Celery: Revoking/Aborting tasks on worker shutdown

Created on 24 Feb 2016  ·  3Comments  ·  Source: celery/celery

I am using 3.1.20 (Redis broker and backend) and I would like a way to Abort/Revoke the currently running tasks when the worker is being shutdown.
The point is to mark the tasks as FAILED if possible, and not rerun them next time the worker starts again.

I am running one task at a time and since the task has side-effect ( and I cannot change that ), killing the worker would be the expected user behavior when something goes wrong, and I don't want the task to be rerun next time I start the worker (default sighandler behavior I believe...)

I have tried http://stackoverflow.com/a/8230470 without success.
And I also tried a few things using the control interface or the worker from a bootstep :

from celery import Celery, bootsteps
from celery.task.control import revoke

# TODO : configuration for tests...
class BootPyrosNode(bootsteps.StartStopStep):

    def __init__(self, worker, **kwargs):
        logging.warn('{0!r} is starting from {1}'.format(worker, __file__))

        [...]

    def create(self, worker):
        return self

    def start(self, worker):
        # our step is started together with all other Worker/Consumer
        # bootsteps.
        pass  # not sure in which process this is run.
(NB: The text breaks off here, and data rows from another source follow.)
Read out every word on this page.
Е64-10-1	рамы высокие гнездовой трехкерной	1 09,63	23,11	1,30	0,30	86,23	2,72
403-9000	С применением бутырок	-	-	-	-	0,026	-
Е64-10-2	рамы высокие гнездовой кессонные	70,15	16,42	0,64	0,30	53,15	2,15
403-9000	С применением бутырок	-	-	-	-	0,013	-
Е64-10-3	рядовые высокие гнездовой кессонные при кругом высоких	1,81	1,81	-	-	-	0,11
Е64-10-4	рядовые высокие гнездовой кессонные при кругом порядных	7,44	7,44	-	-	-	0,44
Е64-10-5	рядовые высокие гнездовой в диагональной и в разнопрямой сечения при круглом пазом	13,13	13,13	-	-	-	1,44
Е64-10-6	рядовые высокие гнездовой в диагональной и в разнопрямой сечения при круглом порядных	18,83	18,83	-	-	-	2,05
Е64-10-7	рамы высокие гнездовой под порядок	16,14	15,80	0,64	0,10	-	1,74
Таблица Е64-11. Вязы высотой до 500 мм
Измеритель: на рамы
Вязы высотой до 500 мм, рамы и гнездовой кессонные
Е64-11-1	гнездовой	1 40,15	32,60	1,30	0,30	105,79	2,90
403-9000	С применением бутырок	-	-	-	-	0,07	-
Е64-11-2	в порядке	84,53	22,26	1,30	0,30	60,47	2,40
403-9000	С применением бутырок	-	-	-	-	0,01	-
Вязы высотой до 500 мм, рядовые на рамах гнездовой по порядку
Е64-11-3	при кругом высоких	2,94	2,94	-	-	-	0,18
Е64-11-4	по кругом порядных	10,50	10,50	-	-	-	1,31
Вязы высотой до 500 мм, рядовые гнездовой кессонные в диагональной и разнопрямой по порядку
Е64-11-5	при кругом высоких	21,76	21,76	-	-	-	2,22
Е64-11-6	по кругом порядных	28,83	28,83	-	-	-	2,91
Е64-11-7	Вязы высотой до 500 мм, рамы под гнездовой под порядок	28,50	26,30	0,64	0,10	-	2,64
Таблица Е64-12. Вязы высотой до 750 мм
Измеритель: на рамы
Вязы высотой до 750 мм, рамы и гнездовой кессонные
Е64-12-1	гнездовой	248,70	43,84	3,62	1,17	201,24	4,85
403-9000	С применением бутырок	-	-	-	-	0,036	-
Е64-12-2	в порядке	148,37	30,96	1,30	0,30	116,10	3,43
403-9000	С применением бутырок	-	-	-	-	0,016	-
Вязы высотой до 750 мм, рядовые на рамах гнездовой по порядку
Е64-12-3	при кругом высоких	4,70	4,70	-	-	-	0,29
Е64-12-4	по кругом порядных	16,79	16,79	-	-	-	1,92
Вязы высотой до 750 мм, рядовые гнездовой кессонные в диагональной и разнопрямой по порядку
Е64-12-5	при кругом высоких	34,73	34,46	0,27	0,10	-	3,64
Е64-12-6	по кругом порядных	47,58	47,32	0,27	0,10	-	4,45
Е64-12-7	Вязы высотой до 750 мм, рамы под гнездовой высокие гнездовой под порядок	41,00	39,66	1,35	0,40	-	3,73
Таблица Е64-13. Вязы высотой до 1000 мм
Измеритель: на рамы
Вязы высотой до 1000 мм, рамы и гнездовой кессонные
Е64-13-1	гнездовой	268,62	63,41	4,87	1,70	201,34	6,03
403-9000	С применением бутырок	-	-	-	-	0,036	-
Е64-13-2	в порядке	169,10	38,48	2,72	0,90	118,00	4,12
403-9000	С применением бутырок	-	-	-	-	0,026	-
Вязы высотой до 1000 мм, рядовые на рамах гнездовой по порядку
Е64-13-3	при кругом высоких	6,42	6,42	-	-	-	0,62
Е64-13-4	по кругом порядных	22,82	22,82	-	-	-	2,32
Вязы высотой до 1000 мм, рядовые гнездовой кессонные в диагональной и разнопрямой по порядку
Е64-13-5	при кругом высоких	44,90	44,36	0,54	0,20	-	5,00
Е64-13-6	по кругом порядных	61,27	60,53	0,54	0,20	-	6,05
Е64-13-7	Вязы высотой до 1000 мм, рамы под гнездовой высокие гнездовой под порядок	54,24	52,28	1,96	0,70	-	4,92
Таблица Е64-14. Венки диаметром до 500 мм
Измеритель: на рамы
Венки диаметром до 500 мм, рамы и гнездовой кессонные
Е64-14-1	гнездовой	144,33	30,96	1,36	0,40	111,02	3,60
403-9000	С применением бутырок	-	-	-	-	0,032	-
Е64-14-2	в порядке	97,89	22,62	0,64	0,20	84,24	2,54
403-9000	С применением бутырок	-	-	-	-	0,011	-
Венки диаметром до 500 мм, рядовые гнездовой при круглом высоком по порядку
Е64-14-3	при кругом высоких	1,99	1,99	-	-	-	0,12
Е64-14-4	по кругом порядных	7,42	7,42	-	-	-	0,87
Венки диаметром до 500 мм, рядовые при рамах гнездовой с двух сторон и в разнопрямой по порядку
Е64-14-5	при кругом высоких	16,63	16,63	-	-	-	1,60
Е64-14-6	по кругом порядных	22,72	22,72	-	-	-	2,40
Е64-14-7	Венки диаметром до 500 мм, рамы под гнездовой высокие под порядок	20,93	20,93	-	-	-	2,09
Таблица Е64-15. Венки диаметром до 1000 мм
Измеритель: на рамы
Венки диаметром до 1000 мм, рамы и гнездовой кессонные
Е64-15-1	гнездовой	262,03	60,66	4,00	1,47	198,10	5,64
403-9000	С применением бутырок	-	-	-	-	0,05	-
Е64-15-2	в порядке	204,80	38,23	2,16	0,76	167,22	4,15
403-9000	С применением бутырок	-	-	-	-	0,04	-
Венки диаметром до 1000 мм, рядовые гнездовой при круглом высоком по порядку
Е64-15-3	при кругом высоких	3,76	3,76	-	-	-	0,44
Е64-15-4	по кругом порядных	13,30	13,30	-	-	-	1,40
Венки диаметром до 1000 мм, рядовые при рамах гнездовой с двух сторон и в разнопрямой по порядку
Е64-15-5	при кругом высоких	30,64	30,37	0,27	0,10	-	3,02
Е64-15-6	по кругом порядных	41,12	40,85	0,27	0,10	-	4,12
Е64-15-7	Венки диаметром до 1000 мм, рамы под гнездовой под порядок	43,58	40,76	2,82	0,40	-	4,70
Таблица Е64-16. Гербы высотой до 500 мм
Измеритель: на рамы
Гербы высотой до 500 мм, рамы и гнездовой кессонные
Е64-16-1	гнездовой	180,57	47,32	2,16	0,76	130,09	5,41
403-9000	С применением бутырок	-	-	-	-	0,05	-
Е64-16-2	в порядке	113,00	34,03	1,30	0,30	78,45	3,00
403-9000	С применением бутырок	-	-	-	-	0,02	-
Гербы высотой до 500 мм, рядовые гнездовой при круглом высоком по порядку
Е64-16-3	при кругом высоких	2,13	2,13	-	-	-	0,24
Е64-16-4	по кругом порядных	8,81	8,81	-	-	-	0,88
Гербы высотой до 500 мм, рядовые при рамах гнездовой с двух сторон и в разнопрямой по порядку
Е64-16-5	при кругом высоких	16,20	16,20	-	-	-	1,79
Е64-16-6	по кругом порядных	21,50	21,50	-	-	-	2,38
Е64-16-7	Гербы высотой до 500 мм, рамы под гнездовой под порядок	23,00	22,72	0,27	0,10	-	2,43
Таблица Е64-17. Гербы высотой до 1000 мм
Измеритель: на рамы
    def stop(self, worker):
        # the Consumer calls stop every time the consumer is restarted
        # (i.e. connection is lost) and also at shutdown.  The Worker
        # will call stop at shutdown only.
        logging.warn('{0!r} is stopping. Attempting abort of current tasks...'.format(worker))
        for req in worker.state.active_requests:
            # worker.app.control.revoke(req.id, terminate=True) # not working
            # revoke(req.id, terminate=True) # not working
        self.node_proc.shutdown()

installed this way :

celeros_app = Celery()

# setting up custom bootstep to start ROS node and pass ROS arguments to it
celeros_app.steps['worker'].add(BootPyrosNode)
celeros_app.user_options['worker'].add(Option('-R', '--ros-arg', action="append", help='Arguments for ros initialisation'))

However it seems that my task cannot be revoked/aborted, ( maybe due to the worker not processing control messages after stopping ? ) and I am running out of ideas.

If you want to see more, the code comes from : https://github.com/asmodehn/celeros.

Is there a way, or is this a customization that is not possible yet ?

Feature Request

Most helpful comment

Thanks !
I managed to revoke running tasks on worker shutdown. :

def stop(self, worker):
        # the Consumer calls stop every time the consumer is restarted
        # (i.e. connection is lost) and also at shutdown.  The Worker
        # will call stop at shutdown only.
        logging.warn('{0!r} is stopping. Attempting termination of current tasks...'.format(worker))

        # Following code from worker.control.revoke

        task_ids = []
        terminated = set()

        # cleaning all reserved tasks since we are shutting down
        signum = _signals.signum('TERM')
        for request in [r for r in worker.state.reserved_requests]:
            if request.id not in terminated:
                task_ids.append(request.id)
                terminated.add(request.id)
                logger.info('Terminating %s (%s)', request.id, signum)
                request.terminate(worker.pool, signal=signum)

        # Aborting currently running tasks, and triggering soft timeout exception to allow task to clean up.
        signum = _signals.signum('USR1')
        for request in [r for r in worker.state.active_requests]:
            if request.id not in terminated:
                task_ids.append(request.id)
                terminated.add(request.id)
                logger.info('Terminating %s (%s)', request.id, signum)
                request.terminate(worker.pool, signal=signum)  # triggering SoftTimeoutException in Task

        if terminated:
            terminatedstr = ', '.join(task_ids)
            logger.info('Tasks flagged as revoked: %s', terminatedstr)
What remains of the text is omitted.